2 Responses to “Abortion fiction: Neal Shusterman’s “Unwind””

  • Passerby Says:

    Your conclusion left me in a grimace. The horrors of post-birth abortion and the heroes of the story literally declaring in the end, “We have the right to life” ACTUALLY makes you favor abortion?

    For sake of playing Devil’s Advocate, who’s not to say that the book wasn’t a “genius” insight into a hypothetical scenario from which “you” were being aborted, thus invoking pity or compassion for the lives squelched not long before they’re capable to experience it the same way as the characters?

    Having read the whole book just today, it would have been harder to make me loathe our government and the practice of abortion even more.

    I think everyone should put a bit more stock in those yet unborn. Everyone has incredible potential starting from the moment of conception, but it seems as though it’s hard for people to come to terms with this, going so far as to judge one’s age, not by the years they’ve existed, but the years they’ve existed within a certain parameter (being birth).

    Everyday life is much simpler than most people make it out to be, but when we engross ourselves in unnecessarily complex societies, it’s no wonder why we derive joy from reading novels that take that complexity and changes something to add a spin to it.

    However, that said, I don’t think I even need to bothering wondering what our ancestors would have thought of the idea of abortion, not matter how more or less civilized they were then than we are now, I’m sure the idea of abortion would dance the line of insanity. And I’m with them.

    • Amanda Jo Says:

      Your conclusion left me in a grimace. The horrors of post-birth abortion and the heroes of the story literally declaring in the end, “We have the right to life” ACTUALLY makes you favor abortion?

      Well, since neither of those things (post-birth abortion, people having a right to life) conflict with pro-choice principles, I don’t see your point. “Post-birth abortion” is not abortion. Anyone born has the right to life. Neither of those things is antithetical to advocating a woman’s right to choose what happens to her internal organs. On a side note, why is it that pro-lifers think pro-choice people are against all life, born and unborn? We’re the ones who take care of people AFTER they’re born, whereas pro-lifers’ interest stops at birth.

      Everyone has incredible potential starting from the moment of conception, but it seems as though it’s hard for people to come to terms with this, going so far as to judge one’s age, not by the years they’ve existed, but the years they’ve existed within a certain parameter (being birth).
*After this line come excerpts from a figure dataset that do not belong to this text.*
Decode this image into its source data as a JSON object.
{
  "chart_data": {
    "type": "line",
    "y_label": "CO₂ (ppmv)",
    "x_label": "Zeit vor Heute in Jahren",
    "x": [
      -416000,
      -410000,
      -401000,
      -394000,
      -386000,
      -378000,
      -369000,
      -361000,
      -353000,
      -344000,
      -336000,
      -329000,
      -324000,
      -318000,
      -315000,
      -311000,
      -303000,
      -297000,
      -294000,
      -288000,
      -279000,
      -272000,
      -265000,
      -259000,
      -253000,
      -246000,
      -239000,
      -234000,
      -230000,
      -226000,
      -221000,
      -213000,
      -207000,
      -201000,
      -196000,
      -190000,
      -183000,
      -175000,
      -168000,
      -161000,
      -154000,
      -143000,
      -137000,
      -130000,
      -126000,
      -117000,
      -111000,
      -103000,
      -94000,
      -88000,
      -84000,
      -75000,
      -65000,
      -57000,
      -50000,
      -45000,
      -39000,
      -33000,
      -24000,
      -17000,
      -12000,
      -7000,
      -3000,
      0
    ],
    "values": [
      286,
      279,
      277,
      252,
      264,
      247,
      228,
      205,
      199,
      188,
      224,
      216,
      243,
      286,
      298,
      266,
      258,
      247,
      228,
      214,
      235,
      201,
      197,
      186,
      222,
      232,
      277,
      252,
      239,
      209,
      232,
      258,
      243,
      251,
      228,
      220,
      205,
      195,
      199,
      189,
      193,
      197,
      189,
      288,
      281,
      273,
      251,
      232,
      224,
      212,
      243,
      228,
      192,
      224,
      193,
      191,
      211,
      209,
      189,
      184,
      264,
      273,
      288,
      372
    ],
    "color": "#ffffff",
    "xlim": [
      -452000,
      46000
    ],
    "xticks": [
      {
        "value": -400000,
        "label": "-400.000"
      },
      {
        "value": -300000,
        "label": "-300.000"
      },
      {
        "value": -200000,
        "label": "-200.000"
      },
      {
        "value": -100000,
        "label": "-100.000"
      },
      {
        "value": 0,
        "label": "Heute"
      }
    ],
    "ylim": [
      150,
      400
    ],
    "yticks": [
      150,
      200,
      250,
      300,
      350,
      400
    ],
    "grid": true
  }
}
      So you’re saying we should all celebrate “conception days” rather than birthdays? As for potential, of course an embryo has potential. So does an egg. So did each individual sperm that didn’t manage to get to the egg first. “Potential” is not enough cause to outlaw choice.

      I don’t think I even need to bothering wondering what our ancestors would have thought of the idea of abortion, not matter how more or less civilized they were then than we are now, I’m sure the idea of abortion would dance the line of insanity.

      Wrong again. Abortion was legal in the U.S. until the mid 1800’s, at least prior to quickening (discernible fetal movement), and it’s been practiced throughout history by various societies. Sounds like you do “need to bothering” doing a little research before coming to inaccurate, self-serving conclusions.